後遺障害等級認定における医療資料の点と線

交通事故後遺障害等級認定において、被害者請求をする際など、医療証拠を併せて提出することが求められる場合があります。

医療資料というと、通常カルテ(診療録)やレントゲン、CT、MRIなどの画像資料が主な資料となります。他に看護録や、受付の記録など様々な資料を病院によっては開示してくれることがあります。

特にレントゲンやCTなどの画像資料は必須です。

また、交通事故は事故時から症状固定時までの線の治療経過が重視されますので、本来後遺障害等級認定時においても診療録を取り寄せて、線の経過を把握しておくことが望ましいことになります。

なお、症状固定というのは、医師が交通事故受傷の回復の限界点と判断した時点を言います。その時点以上は、交通事故受傷は良くならないことを意味し、その時点で残存していた症状が、後遺症(後遺障害)ということになります。

事故時からどのように症状が軽快し、しかし、どこまで症状が残存したのか、線での経過が重要になってきます。

そうして線の経過を正確に伝えることが、重要で、画像資料はあくまで点での経過でしかありません。

ただし、画像資料は客観性を有する資料なので、後遺障害等級認定でも非常に重視されます。また、点も繋げば線になります。

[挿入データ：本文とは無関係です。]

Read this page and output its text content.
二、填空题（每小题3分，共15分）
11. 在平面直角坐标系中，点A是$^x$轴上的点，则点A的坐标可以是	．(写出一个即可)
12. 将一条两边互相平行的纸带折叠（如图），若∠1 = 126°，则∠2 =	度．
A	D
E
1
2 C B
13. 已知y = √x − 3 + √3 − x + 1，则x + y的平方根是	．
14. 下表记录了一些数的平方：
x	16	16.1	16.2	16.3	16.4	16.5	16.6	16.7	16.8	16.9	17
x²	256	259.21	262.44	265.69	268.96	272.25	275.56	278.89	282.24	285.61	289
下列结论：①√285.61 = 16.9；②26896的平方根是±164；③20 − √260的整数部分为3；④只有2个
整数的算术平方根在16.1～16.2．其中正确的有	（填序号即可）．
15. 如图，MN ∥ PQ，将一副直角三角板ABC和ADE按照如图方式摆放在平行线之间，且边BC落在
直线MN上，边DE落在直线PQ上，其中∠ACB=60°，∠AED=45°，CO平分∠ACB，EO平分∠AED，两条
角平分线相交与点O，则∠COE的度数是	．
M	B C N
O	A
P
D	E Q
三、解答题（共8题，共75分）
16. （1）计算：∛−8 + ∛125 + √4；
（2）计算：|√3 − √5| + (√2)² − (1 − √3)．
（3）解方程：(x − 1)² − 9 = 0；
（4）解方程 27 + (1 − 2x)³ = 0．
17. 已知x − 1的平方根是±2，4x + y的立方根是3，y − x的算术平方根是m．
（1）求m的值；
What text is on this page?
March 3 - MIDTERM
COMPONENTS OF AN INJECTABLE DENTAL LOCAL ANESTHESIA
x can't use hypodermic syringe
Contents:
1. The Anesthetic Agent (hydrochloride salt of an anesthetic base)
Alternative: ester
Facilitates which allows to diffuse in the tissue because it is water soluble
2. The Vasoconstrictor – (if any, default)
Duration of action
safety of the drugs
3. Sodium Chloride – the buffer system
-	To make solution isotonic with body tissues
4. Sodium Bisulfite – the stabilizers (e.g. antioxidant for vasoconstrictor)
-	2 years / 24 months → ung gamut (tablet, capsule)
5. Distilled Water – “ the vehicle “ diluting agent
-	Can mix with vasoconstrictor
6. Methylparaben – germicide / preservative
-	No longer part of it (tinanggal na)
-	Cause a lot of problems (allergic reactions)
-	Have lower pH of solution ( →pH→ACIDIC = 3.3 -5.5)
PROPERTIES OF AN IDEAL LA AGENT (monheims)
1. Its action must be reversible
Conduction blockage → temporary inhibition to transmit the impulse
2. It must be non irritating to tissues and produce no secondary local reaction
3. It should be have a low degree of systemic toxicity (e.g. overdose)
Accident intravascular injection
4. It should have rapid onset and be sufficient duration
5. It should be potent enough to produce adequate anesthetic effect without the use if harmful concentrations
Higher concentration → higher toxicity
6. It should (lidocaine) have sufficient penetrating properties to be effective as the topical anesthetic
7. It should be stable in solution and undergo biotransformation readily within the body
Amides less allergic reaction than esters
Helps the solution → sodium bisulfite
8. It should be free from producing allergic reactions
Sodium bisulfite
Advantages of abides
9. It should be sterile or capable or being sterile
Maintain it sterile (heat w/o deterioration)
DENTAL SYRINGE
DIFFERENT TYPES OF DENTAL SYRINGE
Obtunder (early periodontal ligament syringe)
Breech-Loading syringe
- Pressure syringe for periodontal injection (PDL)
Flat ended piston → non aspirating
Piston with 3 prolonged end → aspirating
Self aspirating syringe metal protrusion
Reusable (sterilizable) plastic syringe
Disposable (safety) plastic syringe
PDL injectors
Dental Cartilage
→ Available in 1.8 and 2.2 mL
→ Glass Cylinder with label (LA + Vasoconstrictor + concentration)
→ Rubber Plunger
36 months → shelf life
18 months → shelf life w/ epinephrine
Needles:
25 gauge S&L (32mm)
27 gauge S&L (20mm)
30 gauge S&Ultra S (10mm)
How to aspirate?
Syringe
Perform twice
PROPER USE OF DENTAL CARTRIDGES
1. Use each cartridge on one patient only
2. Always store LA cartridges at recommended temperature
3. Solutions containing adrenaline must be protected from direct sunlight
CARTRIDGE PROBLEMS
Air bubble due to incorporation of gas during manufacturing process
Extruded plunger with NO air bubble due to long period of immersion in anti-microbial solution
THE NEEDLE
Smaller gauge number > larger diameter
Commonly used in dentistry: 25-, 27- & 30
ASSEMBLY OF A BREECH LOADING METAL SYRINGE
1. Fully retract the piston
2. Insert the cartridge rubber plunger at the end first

特に自賠責保険請求の必要書式である診断書やレセプトは、自然と線の経過を表現する形式になっており、カルテがなくてもある程度の経過は把握できるようになっています。

その意味で、点の経過を客観的に根拠づける画像資料や、さらに、神経症状の医学的なテスト結果というのは重視されることになります。

弁護士齋藤理央 iC法務(iC Law)では後遺障害等級認定に際してカルテの全件取り付けなど線の経過を把握することを重視しています。自賠責資料よりもさらに詳細に、症状の経過を把握し、等級認定の可能性を予測しやすくすることができます。